There are a range of different technology solutions to improve meetings, depending on a company’s size or sector and its wider ecosystem of tools.
At the core though, being able to intelligently schedule meetings, capture information, and assign actions that come from those meetings is particularly key when people are not co-located.
The shift in how we collaborate at work is accelerating the move by enterprises towards a portfolio approach for the broader world of
While decision-makers still want a foundational platform, single vendors cannot deliver the optimal product suite that includes all the interoperable tools employees need to work productively in a hybrid environment.
Companies following a best of breed solutions approach may pinpoint ‘single strategy’ solutions to enhance specific elements of their meetings approach, such as:
- Scheduling assistants like Clockwise aim to move or plan meetings at the optimal times
within your calendar to free up time for focus
- Transcription tools like Otter.ai capture meetings minutes from within your favorite video tools like Zoom or Teams
- Notes and task management tools like Fellow let you create workflows around how you create and share the information captured within meetings
- Asynchronous tools like Yac for audio or Loom for video enable you to avoid live meetings and have the conversation at a time that suits you.
At DuoMe, we believe that as people work in different places at different times, helping them to plan the most impactful times to network in an office or workspace with peers will be key to reducing the burden of trying to plan what topics and meetings to do in person.

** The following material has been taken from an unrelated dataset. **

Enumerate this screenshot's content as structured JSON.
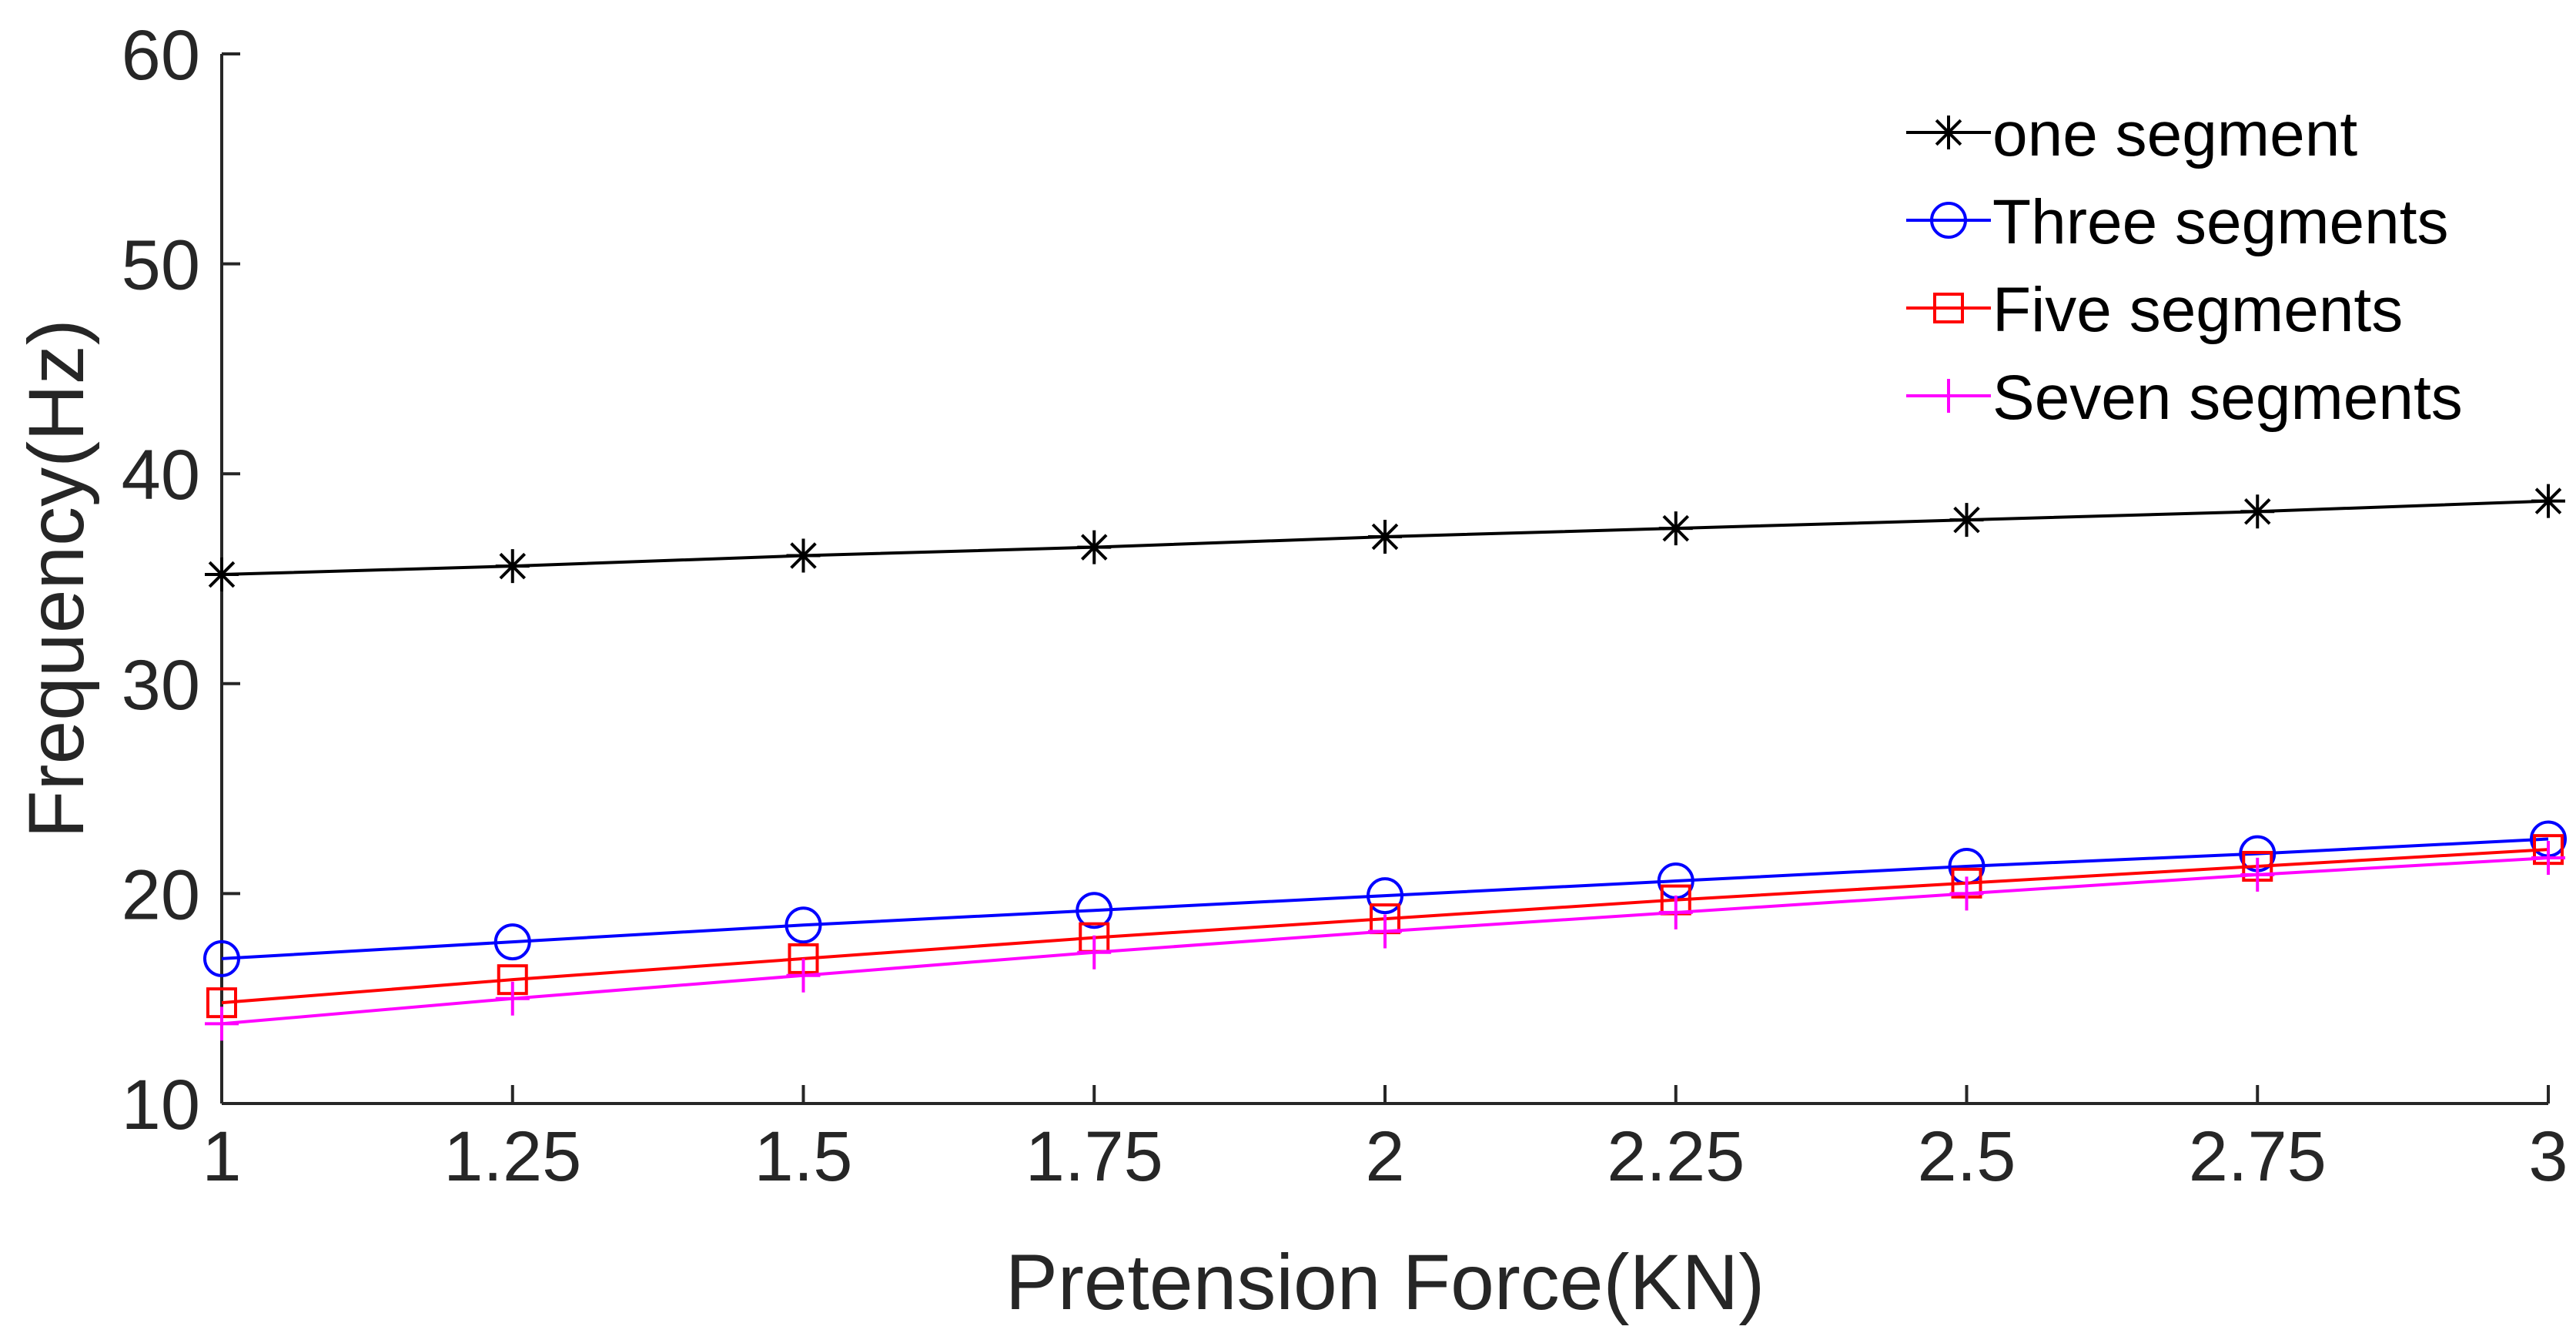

This will require keeping on top of where people plan to work, particularly as employees seek greater autonomy to decide how best to manage their hybrid working schedules.
Making what people work on and where they plan to do it ‘visible’ means ensuring work in progress is available, understandable, and actionable.
An organization that supports transparency is where the ‘right’ people attend fewer meetings.
Higher quality meetings make accountability for progressing priority decisions and the allocation of required effort clear.
This discipline will improve the experience of the people involved and liberate others from being over-scheduled.
Thinking about the coordination of work as a system, not a set ofmeetings, will help teams to understand what’s being worked on as it comes together, irrespective of where it’s being done.
When we allocate our time to work on what matters, we are better equipped to prioritize our efforts and focus on outcomes.